Anthony Peter McCoy is variously known as Tony or AP but will always be definitively referred to as one of the greatest jockeys in the long history of the turf. That status was assured even before he notched up his 4,000th career winner at Towcester in England on Thursday. The round figure represents a staggering statistical summation of the racing phenomenon that is this 39- year-old Irishman.
Just three other jockeys have ridden 4,000 winners in British and Irish racing's long history, and those three, Sir Gordon Richards, Lester Piggott, and Pat Eddery, all rode on the flat. It would once have been unthinkable that a jockey riding over jumps – where serious injury is an everyday reality that challenges mental resolve as well as physical toughness – could join such elite company.
But, as well as breaking almost every bone in his body over the past two decades, McCoy has broken the mould when it comes to riding winners.
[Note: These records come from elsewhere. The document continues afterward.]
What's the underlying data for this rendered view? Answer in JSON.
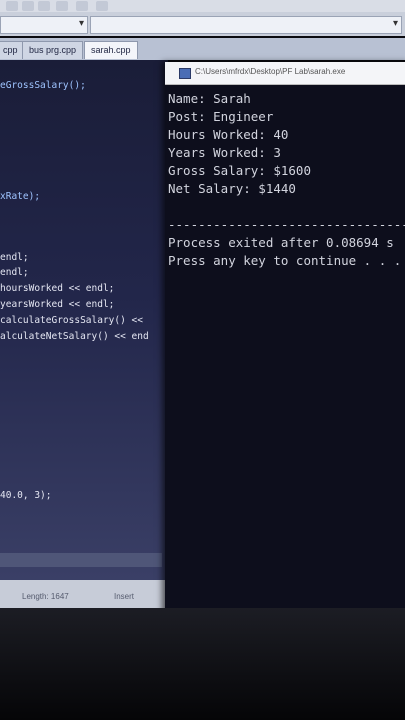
{
  "toolbar": {
    "buttons": [
      "button",
      "button",
      "button",
      "button",
      "button",
      "button"
    ]
  },
  "tabs": [
    {
      "label": "cpp",
      "active": false
    },
    {
      "label": "bus prg.cpp",
      "active": false
    },
    {
      "label": "sarah.cpp",
      "active": true
    }
  ],
  "editor": {
    "lines": [
      {
        "text": "eGrossSalary();"
      },
      {
        "text": "xRate);"
      },
      {
        "text": "endl;"
      },
      {
        "text": "endl;"
      },
      {
        "text": "hoursWorked << endl;"
      },
      {
        "text": "yearsWorked << endl;"
      },
      {
        "text": " calculateGrossSalary() <<"
      },
      {
        "text": "alculateNetSalary() << end"
      },
      {
        "text": "40.0, 3);"
      }
    ]
  },
  "statusbar": {
    "length": "Length: 1647",
    "mode": "Insert"
  },
  "console": {
    "title": "C:\\Users\\mfrdx\\Desktop\\PF Lab\\sarah.exe",
    "lines": [
      "Name: Sarah",
      "Post: Engineer",
      "Hours Worked: 40",
      "Years Worked: 3",
      "Gross Salary: $1600",
      "Net Salary: $1440",
      "",
      "--------------------------------",
      "Process exited after 0.08694 s",
      "Press any key to continue . . ."
    ]
  }
}
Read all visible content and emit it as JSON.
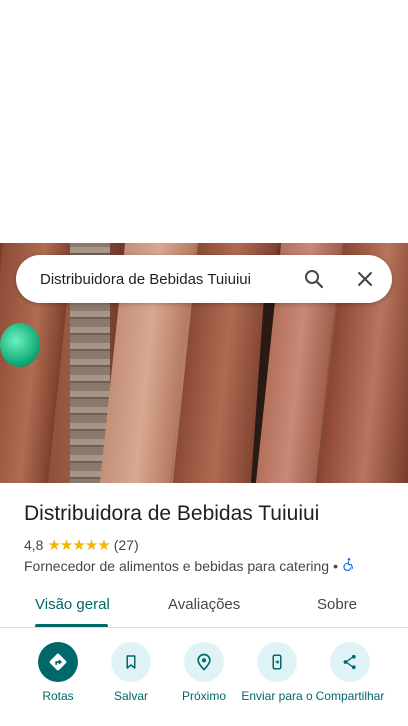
{
  "search": {
    "query": "Distribuidora de Bebidas Tuiuiui"
  },
  "place": {
    "name": "Distribuidora de Bebidas Tuiuiui",
    "rating": "4,8",
    "stars": "★★★★★",
    "review_count": "(27)",
    "category": "Fornecedor de alimentos e bebidas para catering",
    "separator": "•"
  },
  "tabs": [
    {
      "label": "Visão geral",
      "active": true
    },
    {
      "label": "Avaliações",
      "active": false
    },
    {
      "label": "Sobre",
      "active": false
    }
  ],
  "actions": [
    {
      "label": "Rotas",
      "icon": "directions-icon"
    },
    {
      "label": "Salvar",
      "icon": "bookmark-icon"
    },
    {
      "label": "Próximo",
      "icon": "nearby-icon"
    },
    {
      "label": "Enviar para o",
      "icon": "send-to-phone-icon"
    },
    {
      "label": "Compartilhar",
      "icon": "share-icon"
    }
  ],
  "colors": {
    "accent": "#00676b",
    "action_bg": "#dff3f6",
    "star": "#f4b400"
  }
}
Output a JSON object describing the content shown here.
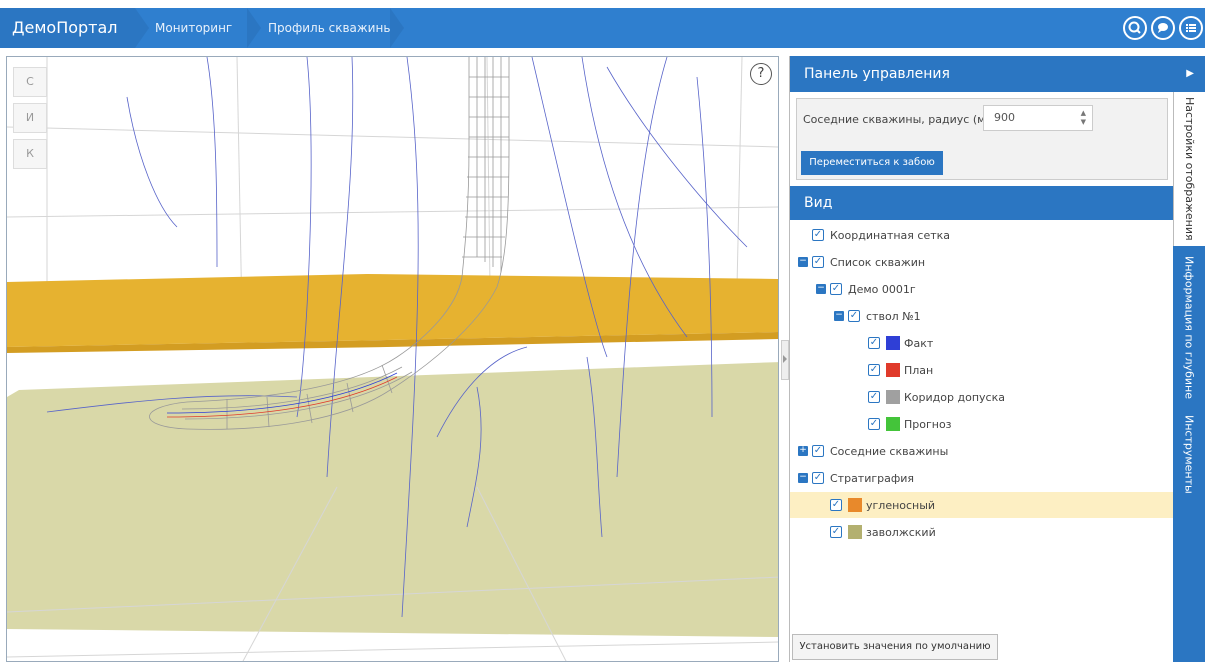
{
  "topbar": {
    "brand": "ДемоПортал",
    "breadcrumbs": [
      "Мониторинг",
      "Профиль скважины"
    ],
    "icons": [
      "search-icon",
      "chat-icon",
      "menu-list-icon"
    ]
  },
  "viewport": {
    "view_buttons": [
      "С",
      "И",
      "К"
    ],
    "help": "?"
  },
  "panel": {
    "title": "Панель управления",
    "neighbors_label": "Соседние скважины, радиус (м.):",
    "radius_value": "900",
    "move_button": "Переместиться к забою",
    "view_title": "Вид",
    "default_button": "Установить значения по умолчанию"
  },
  "tree": [
    {
      "label": "Координатная сетка",
      "level": 0,
      "toggle": "",
      "color": ""
    },
    {
      "label": "Список скважин",
      "level": 0,
      "toggle": "−",
      "color": ""
    },
    {
      "label": "Демо 0001г",
      "level": 1,
      "toggle": "−",
      "color": ""
    },
    {
      "label": "ствол №1",
      "level": 2,
      "toggle": "−",
      "color": ""
    },
    {
      "label": "Факт",
      "level": 3,
      "toggle": "",
      "color": "#2f3fd6"
    },
    {
      "label": "План",
      "level": 3,
      "toggle": "",
      "color": "#e03a2a"
    },
    {
      "label": "Коридор допуска",
      "level": 3,
      "toggle": "",
      "color": "#a0a0a0"
    },
    {
      "label": "Прогноз",
      "level": 3,
      "toggle": "",
      "color": "#44c43a"
    },
    {
      "label": "Соседние скважины",
      "level": 0,
      "toggle": "+",
      "color": ""
    },
    {
      "label": "Стратиграфия",
      "level": 0,
      "toggle": "−",
      "color": ""
    },
    {
      "label": "угленосный",
      "level": 1,
      "toggle": "",
      "color": "#e8892b",
      "selected": true
    },
    {
      "label": "заволжский",
      "level": 1,
      "toggle": "",
      "color": "#b3b070"
    }
  ],
  "vtabs": [
    "Настройки отображения",
    "Информация по глубине",
    "Инструменты"
  ],
  "colors": {
    "accent": "#2b76c2",
    "layer_top": "#e6b230",
    "layer_bottom": "#d9d8a8"
  }
}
He has nearly 1,500 more than any other National Hunt jockey, and, at an age when most jump riders are contemplating retirement, he continues to exhibit a near-obsessive devotion to passing the winning post first.
Famously willing to travel anywhere if there’s a chance of a winner, the Irishman has also proven himself on the biggest stages of all, including the Cheltenham festival and famously at the Aintree Grand National in 2010 when Don’t Push It provided McCoy with victory.
But it is in the day-in, day-out job of finishing first that McCoy has carved his legacy, and while statistics alone cannot be a true measure of sporting greatness, and a definitive answer to the question of who the greatest jockey of all might be is impossible to say, it is equally impossible to imagine such a discussion without McCoy figuring prominently in it.
Records are made to be broken, and the famously competitive Irishman has admitted he hopes to be dead before, or if, his eventually are. Happily it looks like McCoy’s longevity isn’t going to be confined just to the saddle.